O réu está preso desde 1º de fevereiro de 2006, quando se apresentou espontaneamente. O homem alega que a Justiça descumpriu prazos no processo e falta de fundamentação do decreto de prisão preventiva expedida pela Vara Criminal de Buíque (PE). O juiz informou que, atualmente, o processo está na fase de ouvir testemunhas de defesa.

A Justiça destacou detalhes do caso, que têm nove acusados, alguns presos em comarcas distintas, outros foragidos e citados por editais. Houve aditamento da inicial e diversos advogados foram habilitados em favor dos réus. Além disso, conforme o juiz, o processo é composto de seis volumes num total de 1225 páginas, “motivos que por si justificam a demora no cumprimento de alguns prazos processuais”.

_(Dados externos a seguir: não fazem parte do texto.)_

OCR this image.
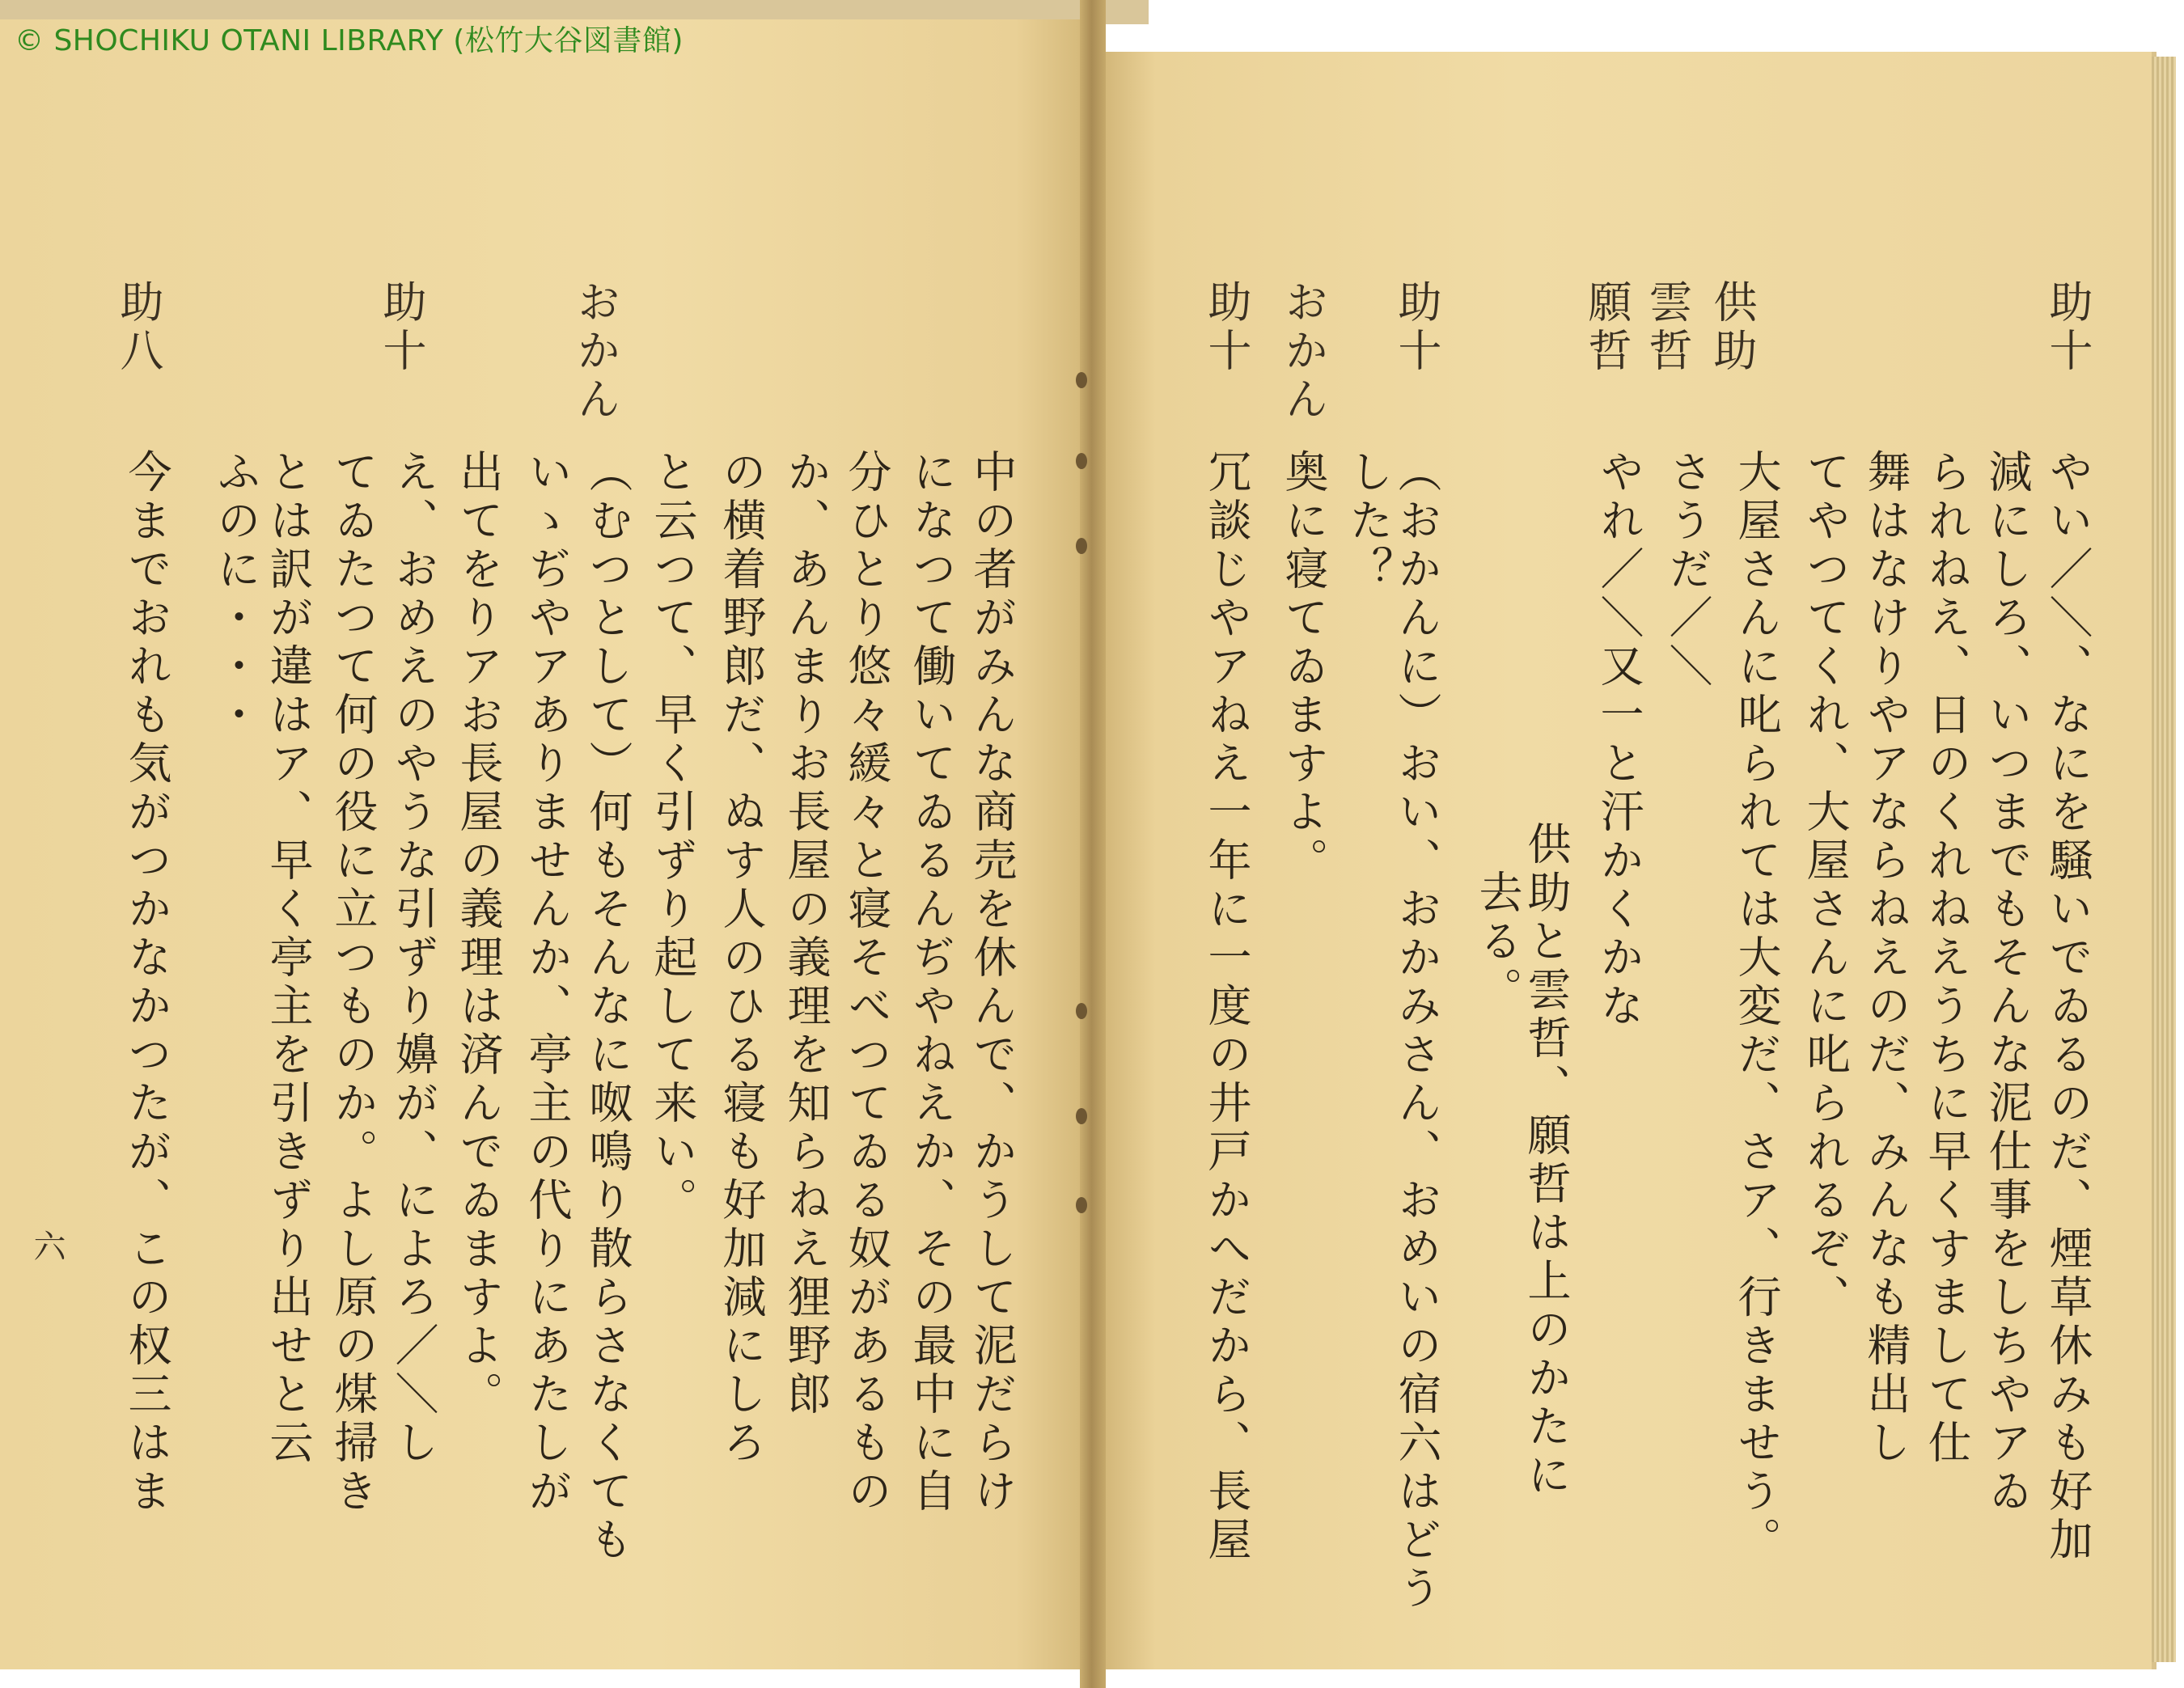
助十
やい／＼、なにを騒いでゐるのだ、煙草休みも好加
減にしろ、いつまでもそんな泥仕事をしちやアゐ
られねえ、日のくれねえうちに早くすまして仕
舞はなけりやアならねえのだ、みんなも精出し
てやつてくれ、大屋さんに叱られるぞ、
大屋さんに叱られては大変だ、さア、行きませう。
供助
雲哲
さうだ／＼
願哲
やれ／＼又一と汗かくかな
供助と雲哲、願哲は上のかたに
去る。
助十
（おかんに）おい、おかみさん、おめいの宿六はどう
した？
おかん
奥に寝てゐますよ。
助十
冗談じやアねえ一年に一度の井戸かへだから、長屋
中の者がみんな商売を休んで、かうして泥だらけ
になつて働いてゐるんぢやねえか、その最中に自
分ひとり悠々緩々と寝そべつてゐる奴があるもの
か、あんまりお長屋の義理を知らねえ狸野郎
の横着野郎だ、ぬす人のひる寝も好加減にしろ
と云つて、早く引ずり起して来い。
おかん
（むつとして）何もそんなに呶鳴り散らさなくても
いゝぢやアありませんか、亭主の代りにあたしが
出てをりアお長屋の義理は済んでゐますよ。
助十
え、おめえのやうな引ずり嬶が、によろ／＼し
てゐたつて何の役に立つものか。よし原の煤掃き
とは訳が違はア、早く亭主を引きずり出せと云
ふのに・・・
助八
今までおれも気がつかなかつたが、この权三はま
六
© SHOCHIKU OTANI LIBRARY (松竹大谷図書館)
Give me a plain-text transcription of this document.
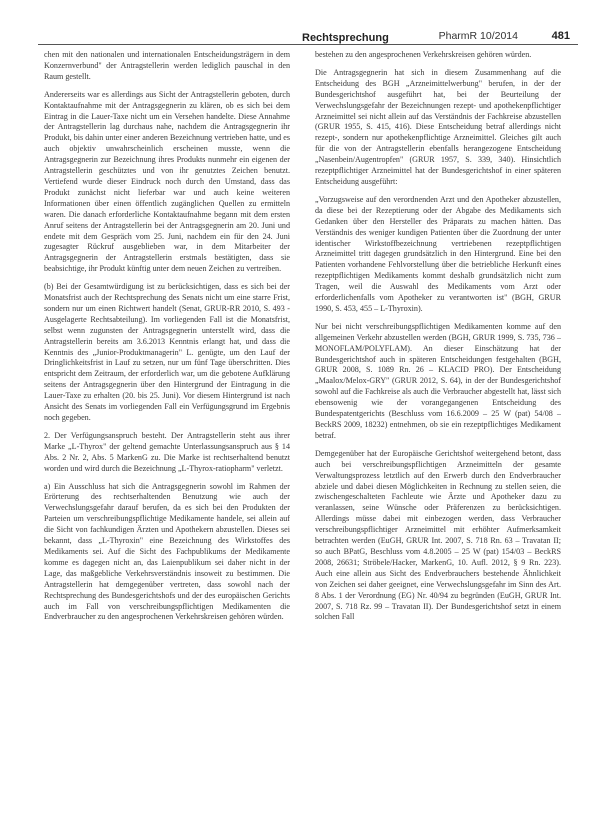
Rechtsprechung	PharmR 10/2014	481

chen mit den nationalen und internationalen Entscheidungsträgern in dem Konzernverbund" der Antragstellerin werden lediglich pauschal in den Raum gestellt.

Andererseits war es allerdings aus Sicht der Antragstellerin geboten, durch Kontaktaufnahme mit der Antragsgegnerin zu klären, ob es sich bei dem Eintrag in die Lauer-Taxe nicht um ein Versehen handelte. Diese Annahme der Antragstellerin lag durchaus nahe, nachdem die Antragsgegnerin ihr Produkt, bis dahin unter einer anderen Bezeichnung vertrieben hatte, und es auch objektiv unwahrscheinlich erscheinen musste, wenn die Antragsgegnerin zur Bezeichnung ihres Produkts nunmehr ein eigenen der Antragstellerin geschütztes und von ihr genutztes Zeichen benutzt. Vertiefend wurde dieser Eindruck noch durch den Umstand, dass das Produkt zunächst nicht lieferbar war und auch keine weiteren Informationen über einen öffentlich zugänglichen Quellen zu ermitteln waren. Die danach erforderliche Kontaktaufnahme begann mit dem ersten Anruf seitens der Antragstellerin bei der Antragsgegnerin am 20. Juni und endete mit dem Gespräch vom 25. Juni, nachdem ein für den 24. Juni zugesagter Rückruf ausgeblieben war, in dem Mitarbeiter der Antragsgegnerin der Antragstellerin erstmals bestätigten, dass sie beabsichtige, ihr Produkt künftig unter dem neuen Zeichen zu vertreiben.

(b) Bei der Gesamtwürdigung ist zu berücksichtigen, dass es sich bei der Monatsfrist auch der Rechtsprechung des Senats nicht um eine starre Frist, sondern nur um einen Richtwert handelt (Senat, GRUR-RR 2010, S. 493 - Ausgelagerte Rechtsabteilung). Im vorliegenden Fall ist die Monatsfrist, selbst wenn zugunsten der Antragsgegnerin unterstellt wird, dass die Antragstellerin bereits am 3.6.2013 Kenntnis erlangt hat, und dass die Kenntnis des „Junior-Produktmanagerin" L. genügte, um den Lauf der Dringlichkeitsfrist in Lauf zu setzen, nur um fünf Tage überschritten. Dies entspricht dem Zeitraum, der erforderlich war, um die gebotene Aufklärung seitens der Antragsgegnerin über den Hintergrund der Eintragung in die Lauer-Taxe zu erhalten (20. bis 25. Juni). Vor diesem Hintergrund ist nach Ansicht des Senats im vorliegenden Fall ein Verfügungsgrund im Ergebnis noch gegeben.

2. Der Verfügungsanspruch besteht. Der Antragstellerin steht aus ihrer Marke „L-Thyrox" der geltend gemachte Unterlassungsanspruch aus § 14 Abs. 2 Nr. 2, Abs. 5 MarkenG zu. Die Marke ist rechtserhaltend benutzt worden und wird durch die Bezeichnung „L-Thyrox-ratiopharm" verletzt.

a) Ein Ausschluss hat sich die Antragsgegnerin sowohl im Rahmen der Erörterung des rechtserhaltenden Benutzung wie auch der Verwechslungsgefahr darauf berufen, da es sich bei den Produkten der Parteien um verschreibungspflichtige Medikamente handele, sei allein auf die Sicht von fachkundigen Ärzten und Apothekern abzustellen. Dieses sei bekannt, dass „L-Thyroxin" eine Bezeichnung des Wirkstoffes des Medikaments sei. Auf die Sicht des Fachpublikums der Medikamente komme es dagegen nicht an, das Laienpublikum sei daher nicht in der Lage, das maßgebliche Verkehrsverständnis insoweit zu bestimmen. Die Antragstellerin hat demgegenüber vertreten, dass sowohl nach der Rechtsprechung des Bundesgerichtshofs und der des europäischen Gerichts auch im Fall von verschreibungspflichtigen Medikamenten die Endverbraucher zu den angesprochenen Verkehrskreisen gehören würden.

bestehen zu den angesprochenen Verkehrskreisen gehören würden.

Die Antragsgegnerin hat sich in diesem Zusammenhang auf die Entscheidung des BGH „Arzneimittelwerbung" berufen, in der der Bundesgerichtshof ausgeführt hat, bei der Beurteilung der Verwechslungsgefahr der Bezeichnungen rezept- und apothekenpflichtiger Arzneimittel sei nicht allein auf das Verständnis der Fachkreise abzustellen (GRUR 1955, S. 415, 416). Diese Entscheidung betraf allerdings nicht rezept-, sondern nur apothekenpflichtige Arzneimittel. Gleiches gilt auch für die von der Antragstellerin ebenfalls herangezogene Entscheidung „Nasenbein/Augentropfen" (GRUR 1957, S. 339, 340). Hinsichtlich rezeptpflichtiger Arzneimittel hat der Bundesgerichtshof in einer späteren Entscheidung ausgeführt:

„Vorzugsweise auf den verordnenden Arzt und den Apotheker abzustellen, da diese bei der Rezeptierung oder der Abgabe des Medikaments sich Gedanken über den Hersteller des Präparats zu machen hätten. Das Verständnis des weniger kundigen Patienten über die Zuordnung der unter identischer Wirkstoffbezeichnung vertriebenen rezeptpflichtigen Arzneimittel tritt dagegen grundsätzlich in den Hintergrund. Eine bei den Patienten vorhandene Fehlvorstellung über die betriebliche Herkunft eines rezeptpflichtigen Medikaments kommt deshalb grundsätzlich nicht zum Tragen, weil die Auswahl des Medikaments vom Arzt oder erforderlichenfalls vom Apotheker zu verantworten ist" (BGH, GRUR 1990, S. 453, 455 – L-Thyroxin).

Nur bei nicht verschreibungspflichtigen Medikamenten komme auf den allgemeinen Verkehr abzustellen werden (BGH, GRUR 1999, S. 735, 736 – MONOFLAM/POLYFLAM). An dieser Einschätzung hat der Bundesgerichtshof auch in späteren Entscheidungen festgehalten (BGH, GRUR 2008, S. 1089 Rn. 26 – KLACID PRO). Der Entscheidung „Maalox/Melox-GRY" (GRUR 2012, S. 64), in der der Bundesgerichtshof sowohl auf die Fachkreise als auch die Verbraucher abgestellt hat, lässt sich ebensowenig wie der vorangegangenen Entscheidung des Bundespatentgerichts (Beschluss vom 16.6.2009 – 25 W (pat) 54/08 – BeckRS 2009, 18232) entnehmen, ob sie ein rezeptpflichtiges Medikament betraf.

Demgegenüber hat der Europäische Gerichtshof weitergehend betont, dass auch bei verschreibungspflichtigen Arzneimitteln der gesamte Verwaltungsprozess letztlich auf den Erwerb durch den Endverbraucher abziele und dabei diesen Möglichkeiten in Rechnung zu stellen seien, die zwischengeschalteten Fachleute wie Ärzte und Apotheker dazu zu veranlassen, seine Wünsche oder Präferenzen zu berücksichtigen. Allerdings müsse dabei mit einbezogen werden, dass Verbraucher verschreibungspflichtiger Arzneimittel mit erhöhter Aufmerksamkeit betrachten werden (EuGH, GRUR Int. 2007, S. 718 Rn. 63 – Travatan II; so auch BPatG, Beschluss vom 4.8.2005 – 25 W (pat) 154/03 – BeckRS 2008, 26631; Ströbele/Hacker, MarkenG, 10. Aufl. 2012, § 9 Rn. 223). Auch eine allein aus Sicht des Endverbrauchers bestehende Ähnlichkeit von Zeichen sei daher geeignet, eine Verwechslungsgefahr im Sinn des Art. 8 Abs. 1 der Verordnung (EG) Nr. 40/94 zu begründen (EuGH, GRUR Int. 2007, S. 718 Rz. 99 – Travatan II). Der Bundesgerichtshof setzt in einem solchen Fall
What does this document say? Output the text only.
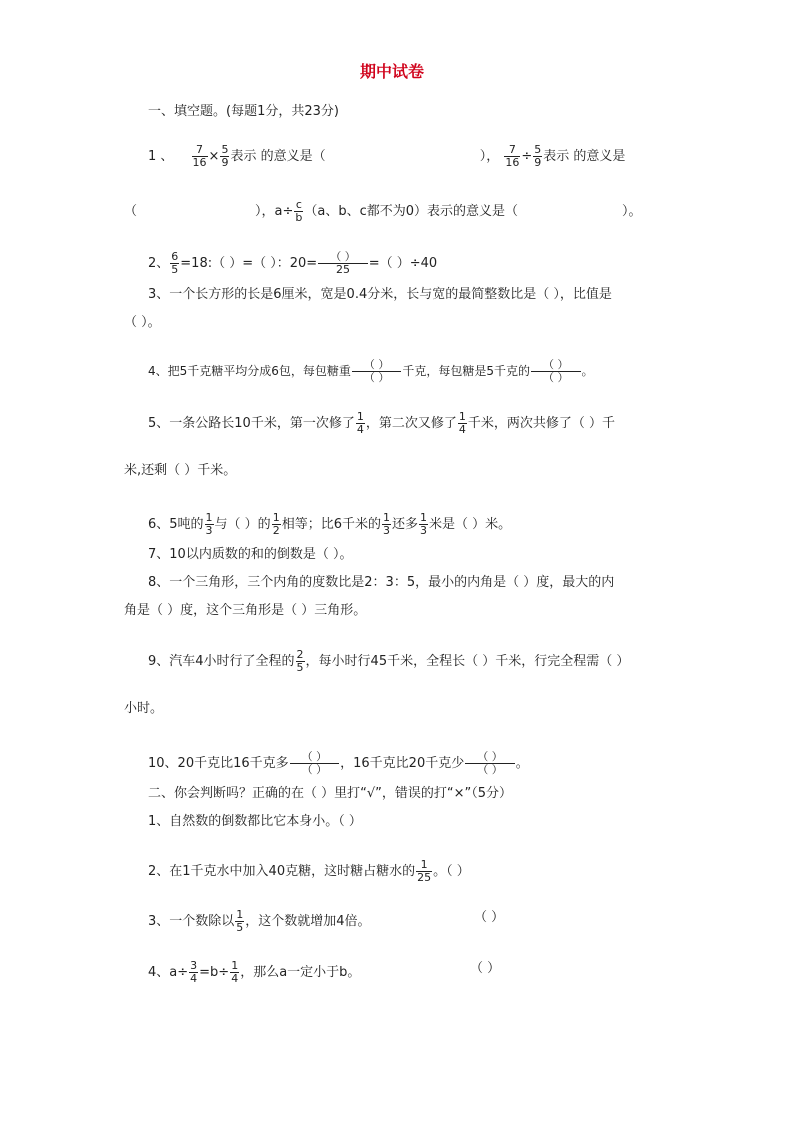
期中试卷
一、填空题。(每题1分，共23分)
1 、 $\frac{7}{16} \times \frac{5}{9}$ 表示 的意义是（	）， $\frac{7}{16} \div \frac{5}{9}$ 表示 的意义是
（	），$a\div \frac{c}{b} (a$、b、c都不为0）表示的意义是（	）。
2、 $\frac{6}{5}$ =18:（ ）=（ ）：$20= \frac{( )}{25}$ =（ ）÷40
3、一个长方形的长是6厘米，宽是0.4分米，长与宽的最简整数比是（ ），比值是
（ ）。
4、把5千克糖平均分成6包，每包糖重 $\frac{( )}{( )}$ 千克，每包糖是5千克的 $\frac{( )}{( )}$ 。
5、一条公路长10千米，第一次修了 $\frac{1}{4}$ ，第二次又修了 $\frac{1}{4}$ 千米，两次共修了（ ）千
米,还剩（ ）千米。
6、5吨的 $\frac{1}{3}$ 与（ ）的 $\frac{1}{2}$ 相等；比6千米的 $\frac{1}{3}$ 还多 $\frac{1}{3}$ 米是（ ）米。
7、10以内质数的和的倒数是（ ）。
8、一个三角形，三个内角的度数比是2：3：5，最小的内角是（ ）度，最大的内
角是（ ）度，这个三角形是（ ）三角形。
9、汽车4小时行了全程的 $\frac{2}{5}$ ，每小时行45千米，全程长（ ）千米，行完全程需（ ）
小时。
10、20千克比16千克多 $\frac{( )}{( )}$ ，16千克比20千克少 $\frac{( )}{( )}$ 。
二、你会判断吗？正确的在（ ）里打“√”，错误的打“×”（5分）
1、自然数的倒数都比它本身小。（ ）
2、在1千克水中加入40克糖，这时糖占糖水的 $\frac{1}{25}$ 。（ ）
3、一个数除以 $\frac{1}{5}$ ，这个数就增加4倍。	（ ）
4、$a\div \frac{3}{4} =b\div \frac{1}{4}$ ，那么a一定小于b。	（ ）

O bando investigado é acusado de enterrar armas em um sítio. Conforme o parecer da Procuradoria Geral da República (PGR), as armas usadas nos roubos de carros-fortes eram escondidas em uma propriedade do acusado (Sítio Cajazeiras), no município de Buíque (PE). Segundo a PGR, enterrados em um dos quartos da casa foram encontrados armamentos pesados.

A ministra Cármen Lúcia, relatora da matéria, em seu voto, negou o HC. Em relação ao excesso de prazo sustentado pela defesa, a relatora considerou que o caso é complexo e que “num processo dessa natureza, dessa gravidade [...] não se pode [...] dizer que houve omissão do juiz”. Por essa razão, a ministra acatou os argumentos da PGR.